About the Author: Jemma Browne is a lecturer in history and theory of Architecture at the Birmingham School of Architecture and Design, where she also teaches in the architectural and interior design studios. She has recently submitted her Doctoral thesis for examination titled Spatial Representations of Memory and Identity: An Urban Cultural Topography. Her research examines how post-industrial cities in the UK are spatially transformed through time by the layering of new and existing expressions of cultural identity, in particular as a result of postcolonial migration. Before working in architectural practice, she ran homelessness projects and worked in many different roles in the housing and social justice charity sector; this experience and commitment to equality and diversity continues to influence and shape her research interests and pedagogical approach.
Christian Frost qualified as an architect in 1990 following the completion of his studies at the University of Cambridge and has practiced in Australia, Germany, and the United Kingdom. In 2001 he became a full-time academic and developed an interest in the medieval period that has resulted in several publications including the book Time, Space and Order: The Making of Medieval Salisbury (2009), and joint editorship of Bishop Robert Grosseteste and Lincoln Cathedral (2014). He is currently undertaking funded research into the continuity of festive iconography in Florence since the medieval period. In 2013 he became the Oscar Naddermier Professor of Architecture at the Birmingham School of Architecture and Design where he organises the delivery of history and theory of architecture and design throughout the school and runs a Masters design studio.

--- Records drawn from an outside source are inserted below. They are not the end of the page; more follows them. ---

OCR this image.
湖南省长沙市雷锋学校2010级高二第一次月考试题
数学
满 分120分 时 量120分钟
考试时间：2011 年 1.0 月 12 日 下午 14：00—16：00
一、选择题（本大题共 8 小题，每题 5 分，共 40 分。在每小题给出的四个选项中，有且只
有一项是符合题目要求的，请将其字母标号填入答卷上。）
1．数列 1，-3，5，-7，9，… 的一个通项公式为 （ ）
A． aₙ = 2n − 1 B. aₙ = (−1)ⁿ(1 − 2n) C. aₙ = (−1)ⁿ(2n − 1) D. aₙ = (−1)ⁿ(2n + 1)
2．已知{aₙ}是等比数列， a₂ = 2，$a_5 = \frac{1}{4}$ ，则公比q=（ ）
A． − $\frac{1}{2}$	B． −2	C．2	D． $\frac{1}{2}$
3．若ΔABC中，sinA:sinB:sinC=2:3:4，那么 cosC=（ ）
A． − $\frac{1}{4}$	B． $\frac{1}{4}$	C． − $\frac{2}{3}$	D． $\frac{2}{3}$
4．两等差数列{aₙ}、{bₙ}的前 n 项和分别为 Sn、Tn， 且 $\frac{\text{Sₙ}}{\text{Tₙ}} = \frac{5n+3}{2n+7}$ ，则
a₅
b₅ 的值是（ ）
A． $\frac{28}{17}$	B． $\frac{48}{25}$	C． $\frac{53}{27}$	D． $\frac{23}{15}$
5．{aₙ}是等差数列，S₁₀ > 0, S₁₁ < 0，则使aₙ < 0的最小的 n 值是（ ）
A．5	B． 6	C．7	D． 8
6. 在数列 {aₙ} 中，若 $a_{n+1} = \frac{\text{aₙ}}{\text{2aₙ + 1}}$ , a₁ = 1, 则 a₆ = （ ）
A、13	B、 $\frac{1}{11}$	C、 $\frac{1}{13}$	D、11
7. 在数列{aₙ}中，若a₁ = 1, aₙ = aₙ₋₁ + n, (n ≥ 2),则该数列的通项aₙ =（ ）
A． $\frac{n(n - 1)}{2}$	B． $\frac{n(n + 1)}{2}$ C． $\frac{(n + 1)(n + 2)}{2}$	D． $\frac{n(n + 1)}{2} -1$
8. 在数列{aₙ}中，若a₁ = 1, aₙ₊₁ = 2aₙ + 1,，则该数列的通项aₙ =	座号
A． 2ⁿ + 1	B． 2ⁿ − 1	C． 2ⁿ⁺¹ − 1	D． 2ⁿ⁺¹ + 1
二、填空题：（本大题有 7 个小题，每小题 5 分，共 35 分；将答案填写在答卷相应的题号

Ray Lucas is Senior Lecturer in Architecture at the University of Manchester, where he served as Head of Department from 2014 to 2018. He has a PhD in Social Anthropology from the University of Aberdeen on A Theory of Notation as a Thinking Tool. From 2014 to 2018, Lucas was an Associate Researcher and External Advisor for anthropologist Tim Ingold's ERC Advanced Grant Knowing From the Inside which worked between the disciplines of anthropology, fine art, design, architecture and others in order to interrogate how we know our world. He is author of Research Methods for Architecture (Laurence King, 2016), Drawing Parallels: Knowledge Production in Axonometric, Isometric, and Oblique Drawings (Routledge, 2019), and Anthropology for Architects: Social Relations and the Built Environment (Bloomsbury 2019). Lucas's current research includes 'graphic anthropologies' on marketplaces in South Korea and urban festivals in Japan; he also has an interest in sensory design, film, and architecture, anthropology and geometry, and research into drawing.